Weekend links 631

desgoffe.jpg

Soap Bubble (1882) by Alexandre-Blaise Desgoffe. Via.

• “…there is not now, has never been, and will never be a single Platonic form of the paragraph to which all others must conform.” Richard Hughes Gibson on the history of the paragraph.

• At Spoon & Tamago: imaginary covers by international illustrators for The Tokyoiter, a New Yorker-style magazine about the Japanese capital.

• New music: tick tick tick by Stephen Mallinder, and A Vibrant Touch by Aleksandra Slyz.
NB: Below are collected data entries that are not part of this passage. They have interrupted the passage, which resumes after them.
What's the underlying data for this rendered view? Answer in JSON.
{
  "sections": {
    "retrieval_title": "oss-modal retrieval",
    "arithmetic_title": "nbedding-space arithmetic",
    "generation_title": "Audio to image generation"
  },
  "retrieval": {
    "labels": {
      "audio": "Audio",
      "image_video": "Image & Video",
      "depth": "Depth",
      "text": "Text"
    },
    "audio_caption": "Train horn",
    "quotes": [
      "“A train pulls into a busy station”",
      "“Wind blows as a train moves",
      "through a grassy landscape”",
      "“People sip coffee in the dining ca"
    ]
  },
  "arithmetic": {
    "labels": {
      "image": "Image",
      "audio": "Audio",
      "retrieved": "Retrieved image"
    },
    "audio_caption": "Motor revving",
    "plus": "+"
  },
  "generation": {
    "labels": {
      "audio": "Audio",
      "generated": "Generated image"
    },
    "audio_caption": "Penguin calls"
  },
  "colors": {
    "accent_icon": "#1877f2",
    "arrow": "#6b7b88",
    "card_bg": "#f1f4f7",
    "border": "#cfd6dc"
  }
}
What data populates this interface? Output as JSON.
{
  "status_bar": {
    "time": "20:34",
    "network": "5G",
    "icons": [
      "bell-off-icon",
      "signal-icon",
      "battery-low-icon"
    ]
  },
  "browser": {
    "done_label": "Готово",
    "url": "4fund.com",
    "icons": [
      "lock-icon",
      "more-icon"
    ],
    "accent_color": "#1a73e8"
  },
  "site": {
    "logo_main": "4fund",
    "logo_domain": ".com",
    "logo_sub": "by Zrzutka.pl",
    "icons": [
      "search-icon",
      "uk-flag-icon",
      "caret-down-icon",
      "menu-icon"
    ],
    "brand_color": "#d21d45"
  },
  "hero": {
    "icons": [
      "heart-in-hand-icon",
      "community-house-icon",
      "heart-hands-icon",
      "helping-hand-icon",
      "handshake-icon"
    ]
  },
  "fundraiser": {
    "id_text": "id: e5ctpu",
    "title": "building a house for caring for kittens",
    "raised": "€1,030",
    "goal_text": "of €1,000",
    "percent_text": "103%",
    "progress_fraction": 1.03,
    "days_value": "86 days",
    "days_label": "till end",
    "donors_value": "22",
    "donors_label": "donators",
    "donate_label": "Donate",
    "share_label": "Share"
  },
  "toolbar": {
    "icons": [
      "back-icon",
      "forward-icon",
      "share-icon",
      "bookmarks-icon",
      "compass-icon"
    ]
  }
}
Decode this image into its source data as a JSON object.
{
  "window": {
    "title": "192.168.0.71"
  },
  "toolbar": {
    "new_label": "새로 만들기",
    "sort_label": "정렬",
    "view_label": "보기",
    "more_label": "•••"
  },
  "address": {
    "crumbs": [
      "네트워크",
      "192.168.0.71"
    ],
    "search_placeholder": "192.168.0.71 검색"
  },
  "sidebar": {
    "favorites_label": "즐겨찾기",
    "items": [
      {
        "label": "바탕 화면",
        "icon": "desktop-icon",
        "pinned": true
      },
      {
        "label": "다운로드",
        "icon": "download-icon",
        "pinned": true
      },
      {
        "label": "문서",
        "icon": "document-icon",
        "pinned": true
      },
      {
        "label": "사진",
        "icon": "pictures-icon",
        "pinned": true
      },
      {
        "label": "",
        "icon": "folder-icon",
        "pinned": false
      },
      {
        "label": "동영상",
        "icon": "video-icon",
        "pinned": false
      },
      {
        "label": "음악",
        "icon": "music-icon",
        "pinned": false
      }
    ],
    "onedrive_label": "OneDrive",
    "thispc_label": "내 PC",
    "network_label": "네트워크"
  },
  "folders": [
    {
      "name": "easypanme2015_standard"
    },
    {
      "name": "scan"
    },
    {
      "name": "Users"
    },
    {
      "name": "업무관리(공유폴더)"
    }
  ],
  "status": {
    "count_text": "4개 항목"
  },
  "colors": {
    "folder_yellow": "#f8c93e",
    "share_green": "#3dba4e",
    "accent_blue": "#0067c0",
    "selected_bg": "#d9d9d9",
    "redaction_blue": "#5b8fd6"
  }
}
The Kat had a cult following among the modernists. For Joyce, Fitzgerald, Stein, and Picasso, all of whose work fed on playful energies similar to those unleashed in the strip, he had a double appeal, in being commercially nonviable and carrying the reek of authenticity in seeming to belong to mass culture. By the thirties, strips like Blondie were appearing daily in roughly a thousand newspapers; Krazy appeared in only thirty-five. The Kat was one of those niche-but-not-really phenomena, a darling of critics and artists alike, even after it stopped appearing in newspapers.

Amber Medland on George Herriman, EE Cummings and Krazy Kat

35mm.online: Polish feature films, documentaries and animations, all free to view.

• At Dennis Cooper’s: Spotlight on…Georges Bataille Erotism: Death and Sensuality.

• Inside the Espai Corberó, the home/gallery of the late Xavier Corberó.

Strange Attractor Journal Five.

• RIP Claes Oldenburg.

Krazy Kat (1928) by Frankie Trumbauer & His Orchestra | Krazy Kat (1949) by Artie Shaw | Krazy Kat (1975) by Teddy Lasry

One thought on “Weekend links 631”

  1. R.I.P. Oldenburg; another man down.

    “Soap Bubble” is exquisite, thanks for bringing it to my attention.

    The Polish film app looks most promising (at the very least, there’s lots of animation to get through and its free until late August)

    It hardly needs saying, but long may the kult of the Kat endure.